Thursday 18 November 2010

ITAP 6

Interpretation/Testing


When getting a message across to an audience, the artist must relate to its chosen public. This can mean obviously finding ways to target a specific audience, i.e. teenagers or families, but it is first of all relating to the zeitgeist, the “spirit of the time”. People probably don’t do it all too consciously as they are living the spirit of their age and time, but looking back to past works of art or the way a single subject has been portrayed throughout the years and centuries this is very much more notable. As an example I will use Salome. This character appears for the first time in the New Testament as the stepdaughter of Herod, as an icon of female seduction, dangerous and tempting for the good man of faith.
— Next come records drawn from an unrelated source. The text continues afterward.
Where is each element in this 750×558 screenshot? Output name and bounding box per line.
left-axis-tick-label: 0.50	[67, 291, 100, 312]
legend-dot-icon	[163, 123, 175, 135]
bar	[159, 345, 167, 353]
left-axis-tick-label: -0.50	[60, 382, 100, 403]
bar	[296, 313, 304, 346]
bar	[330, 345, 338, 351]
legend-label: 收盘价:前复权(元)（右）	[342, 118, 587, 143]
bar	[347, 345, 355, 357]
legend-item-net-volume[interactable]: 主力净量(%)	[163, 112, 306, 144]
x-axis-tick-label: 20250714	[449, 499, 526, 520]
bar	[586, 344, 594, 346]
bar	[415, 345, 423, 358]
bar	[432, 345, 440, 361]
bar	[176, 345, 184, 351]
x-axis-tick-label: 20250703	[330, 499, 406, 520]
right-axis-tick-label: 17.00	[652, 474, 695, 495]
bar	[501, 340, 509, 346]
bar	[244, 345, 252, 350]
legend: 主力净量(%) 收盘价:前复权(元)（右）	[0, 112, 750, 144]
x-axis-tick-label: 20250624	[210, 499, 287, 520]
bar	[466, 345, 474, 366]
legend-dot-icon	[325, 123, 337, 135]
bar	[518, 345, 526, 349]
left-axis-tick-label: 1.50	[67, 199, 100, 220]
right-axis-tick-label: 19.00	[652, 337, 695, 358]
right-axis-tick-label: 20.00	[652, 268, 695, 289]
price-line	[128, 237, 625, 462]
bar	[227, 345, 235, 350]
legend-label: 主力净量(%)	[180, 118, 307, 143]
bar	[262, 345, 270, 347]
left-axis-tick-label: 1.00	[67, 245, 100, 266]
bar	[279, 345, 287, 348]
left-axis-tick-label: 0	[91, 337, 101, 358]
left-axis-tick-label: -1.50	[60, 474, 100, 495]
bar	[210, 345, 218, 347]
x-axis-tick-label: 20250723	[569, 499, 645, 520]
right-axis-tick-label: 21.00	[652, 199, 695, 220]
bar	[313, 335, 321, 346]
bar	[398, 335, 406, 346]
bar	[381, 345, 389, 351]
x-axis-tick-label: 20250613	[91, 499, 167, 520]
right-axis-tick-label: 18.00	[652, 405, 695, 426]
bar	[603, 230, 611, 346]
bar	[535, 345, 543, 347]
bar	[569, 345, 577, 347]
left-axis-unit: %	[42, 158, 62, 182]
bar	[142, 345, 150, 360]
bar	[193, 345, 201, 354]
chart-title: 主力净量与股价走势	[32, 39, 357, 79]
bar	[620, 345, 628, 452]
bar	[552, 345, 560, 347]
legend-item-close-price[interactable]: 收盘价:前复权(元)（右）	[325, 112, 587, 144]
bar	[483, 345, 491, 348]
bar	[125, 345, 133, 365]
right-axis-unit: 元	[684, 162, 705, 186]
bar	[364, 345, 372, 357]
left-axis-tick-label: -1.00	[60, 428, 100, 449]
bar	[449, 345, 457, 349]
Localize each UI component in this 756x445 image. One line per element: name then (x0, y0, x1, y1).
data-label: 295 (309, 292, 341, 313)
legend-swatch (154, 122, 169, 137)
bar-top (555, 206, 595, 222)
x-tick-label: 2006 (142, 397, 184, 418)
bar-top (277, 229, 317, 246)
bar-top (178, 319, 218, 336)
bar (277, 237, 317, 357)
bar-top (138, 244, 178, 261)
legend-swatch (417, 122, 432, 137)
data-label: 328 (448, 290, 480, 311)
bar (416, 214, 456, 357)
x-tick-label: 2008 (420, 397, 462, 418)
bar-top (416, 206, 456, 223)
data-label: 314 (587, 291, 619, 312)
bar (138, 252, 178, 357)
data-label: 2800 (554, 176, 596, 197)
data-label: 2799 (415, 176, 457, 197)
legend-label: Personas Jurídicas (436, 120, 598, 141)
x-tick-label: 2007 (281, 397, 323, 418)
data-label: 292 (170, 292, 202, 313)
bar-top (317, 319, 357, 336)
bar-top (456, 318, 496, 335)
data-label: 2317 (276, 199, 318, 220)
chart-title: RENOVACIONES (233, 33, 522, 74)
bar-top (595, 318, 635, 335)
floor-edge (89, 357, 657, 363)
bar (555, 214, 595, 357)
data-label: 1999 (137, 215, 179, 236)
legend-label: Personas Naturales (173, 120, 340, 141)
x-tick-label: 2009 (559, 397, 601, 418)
She was a favourite subject of Christian paintings, the femme fatale using her body to ask for the head of John the Baptist, the incarnation of woman’s evil power.
Come the mid-1800, the aesthetics, symbolism, dandies, and decadence, Salome was brought back to the spotlight, thanks to Oscar Wilde’s play and subsequently Richard Strauss’ opera, as a new-found symbol of female seduction. She was the perfect ideal of the woman aesthetics longed to meet. In the years she became protagonist of ballets, poems, songs, films (often transcript into modern times), sometimes going back to that judgmental Christian ideal of female perversion, sometimes as the adored seductress.
Titian
G. Moreau
H. Regnault
A. Beardsley
A. Mucha
V. Surenyants

Theda Bara in Salome

In other times, the only way to test your work was to throw it out there, show it to critics and public and see how well (or how badly) it was received, hoping for the best. Nowadays us artists are on much safer grounds. Showcases and exhibitions, however big or small, are obviously a good way to get attention and put your work on display. Our most powerful tool though is the Internet. Thanks to blogs, websites, forums, and emails we can easily display our work, ask for feedback and see what comes out of it. As most recent artists have some kind web-based portfolio, everything becomes only a few clicks away. And so getting feedback on your work, professional or just at doodle stage, is incredibly easy and immediate.